Diverso il discorso per il ciclo di affreschi medioevali dell'abside, la raffigurazione del martirio di S. Stefano è opera irrinunciabile per la cappella ed essendone ancora leggibili i caratteri fondamentali se ne promuove il restauro conservativo attraverso opere di ripulitura, integrazione (da documentare in dettaglio) e consolidamento. Resta possibile il posizionamento di sistemi di controllo della qualità ambientale (tipo MURTRONIC) in modo da rendere ottimali le condizioni interne.
La situazione attuale dello strato di pavimentazione ostacola il mantenimento di corretti parametri termo-igrometrici, se ne propone la sostituzione anche se non assolutamente necessaria.
La situazione degli arredi potrebbe essere in sostanza migliorata con la sostituzione di quelli esistenti di gusto neogotico-commerciale con altri più consoni al luogo in questione, resta anche questo un intervento di semplice completamento e sicuramente a margine di altri decisamente più indispensabili.
Vengono riportati a seguito gli importi indicativi corrispondenti agli interventi proposti e seguiti ad un'interpellanza di professionisti specializzati in interventi di restauro. Gli interventi sono sempre da considerarsi approvati dalle competenti Soprintendenze quindi questo preventivo ha carattere di indicazione di massima date le possibili modifiche legittimamente richiedibili dagli enti preposti al controllo.
La Sezione di Alba di “Italia Nostra” ha ritenuto che lo “Studio Rolando” e la “Artes S.r.L.” potessero essere garanti di un corretto svolgimento degli interventi, anche sotto il profilo del rispetto storico e filologico degli apporti.
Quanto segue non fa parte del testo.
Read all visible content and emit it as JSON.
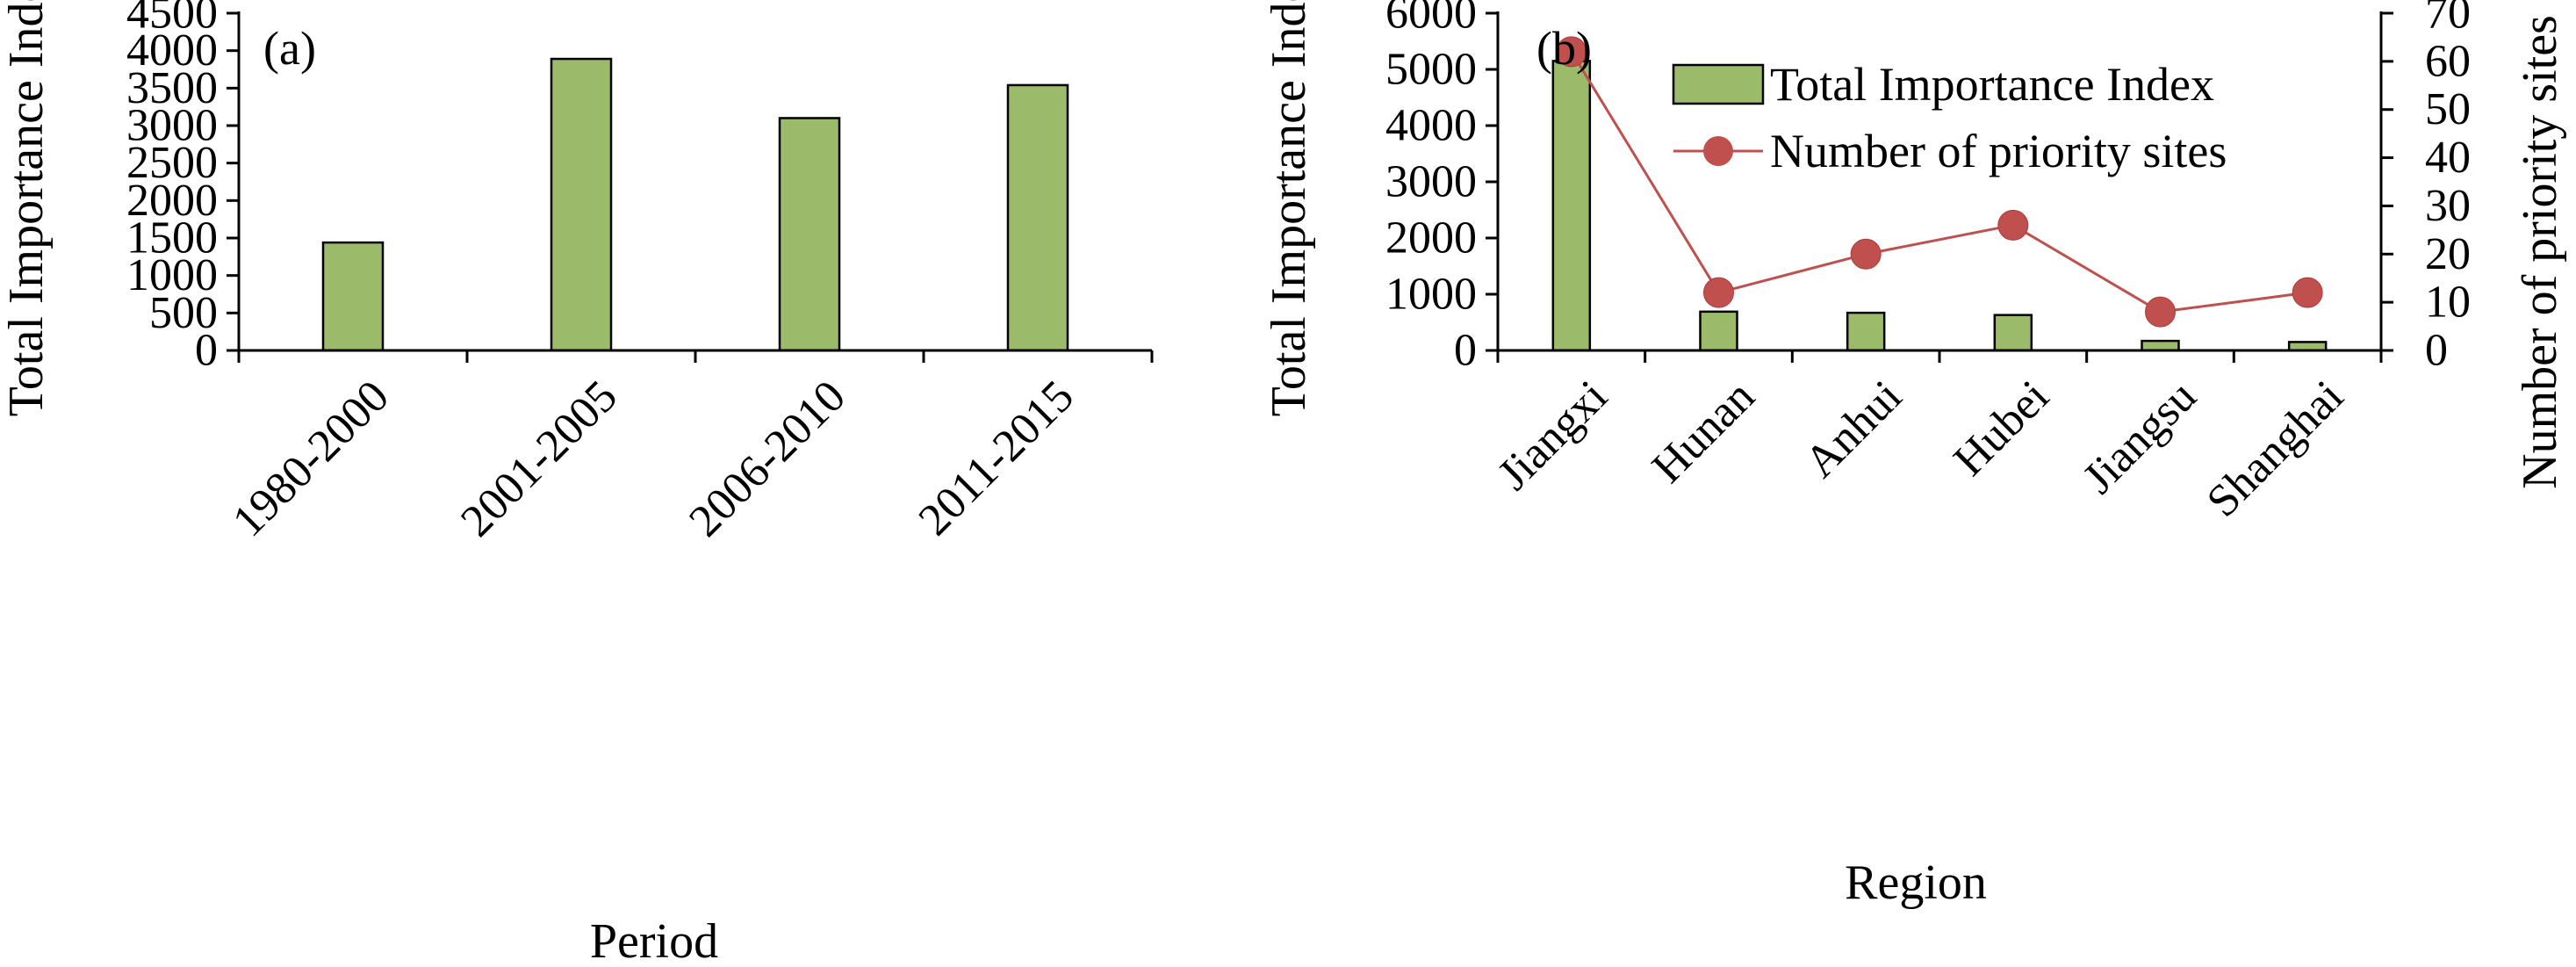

Rilievo fotografico dello stato di degrado (cliccare qui).



Elenco delle opere principali da eseguire e indicazione preventiva di spesa. Ripristino dei manti di copertura sia dell'abside che della parte settecentesca. Messa in sicurezza della torretta campanaria.
(8'000'000£/4131.65€)

Scrostatura e ripristino degli strati di intonaco interno ed esterno.
(10'000'000£/5164.60€)

Rimozione delle cuciture esistenti e ricucitura delle volte.
(5'000'000£/2582.30€)

Pulitura, integrazione e sigillatura delle pietre dell'abside.
(4'000'000£/2065.80€)

Pulitura, integrazione e consolidamento degli affreschi dell'abside.
(5'000'000£/2582.30€)

Sostituzione della pavimentazione esistente con altra in elementi in coccio pesto o simili previa realizzazione vespaio ventilato.
(8'000'000£/4131.65€)

MURTRONIC
(6'000'000£/3098.70€)

Eventuali spese per la realizzazione di progetto architettonico esecutivo.
(4'000'000£/2065.80€)

L'importo totale e l'ordine di spesa per lavori consegnati ultimati ed approvati dalle competenti Soprintendenze corrisponde a circa 50'000'000£ (25822.80€).